Designing Distributed File Storage Systems - Explained with Google File System(GFS) - Part 1
A distributed file system(DFS) is a file system that allows you to access files stored in multiple hosts distributed across them.
In contrast to other data stores like MySQL or NoSQL which can also be made distributed, the data is DFS is stored in raw form and as files instead of a table or a fixed-document format.
The use cases where DFS is used are very vast. From storing media content like Youtube videos to Instagram images to blogs like these, anything that can be stored as a file, is big and is not suitable to store in other data stores, DFS is generally a preferred choice for everyone.

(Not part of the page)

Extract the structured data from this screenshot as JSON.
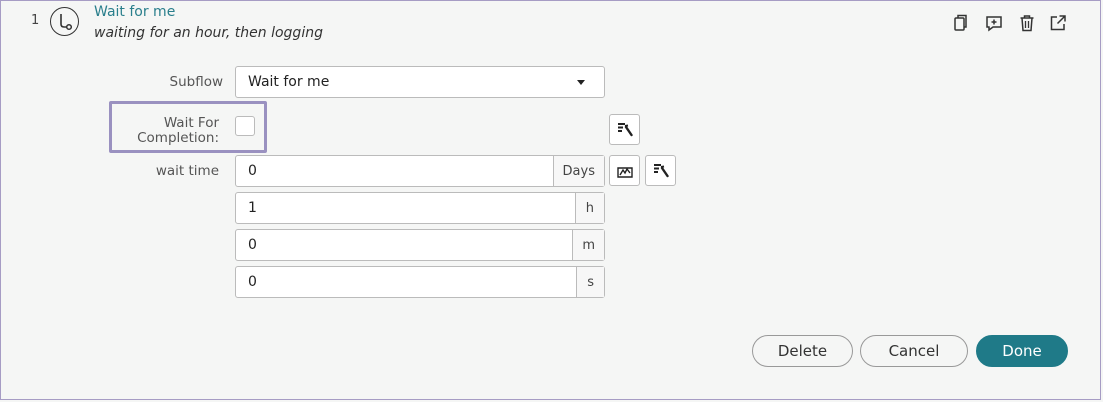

Key points to consider while designing a DFS:
- Consistency - Strong consistency for a user means the system should behave as if the user is talking to a single server in spite of behind the scene they are in 1000s. If a user chooses to build a distributed system that is also consistent in nature, performance should be traded off for this, which is mostly the write performance. The general case is a write is acknowledged successful if and only if the writes to all the replicas are done, and the write performance takes a hit with this. Most of the systems are made eventual consistent due to this reason if it can be afforded for the busses use case. If we want strong consistency, it will trade-off performance, as it cannot send an acknowledgment until all replicas are updated.
- Parallel performance(through sharding and replication) - As most of the data is independent, we can split up the data(shard) to store in multiple machines to scale horizontally with an increased amount of data as well as traffic load. This will surely increase the query and maintenance complexity of storing data, as we have to manage the metadata at the application layer as well, but a good way to store if the data is very huge, like for a typical file data store. We can achieve increase query performance as most of the queries can be done parallelly, even for the same file if we split the file as well(we'll talk about chunking)
- Fault-tolerant (through replication) - As we want the system to be highly available, i.e. even if a few servers fail, it should continue working without any change for the end-user. This can be achieved with replication, i.e. duplicating and storing the same data across multiple machines. Though replication can be very tricky to achieve, and we have to trade off consistency to achieve this, this can certainly be very useful if losing a file, even a chunk of it can be very costly for the business. Ex: if we are trusting google drive to keep all our data for a lifetime, we don't want them to lose any of it, and losing even a little data can be very harmful for their reputation.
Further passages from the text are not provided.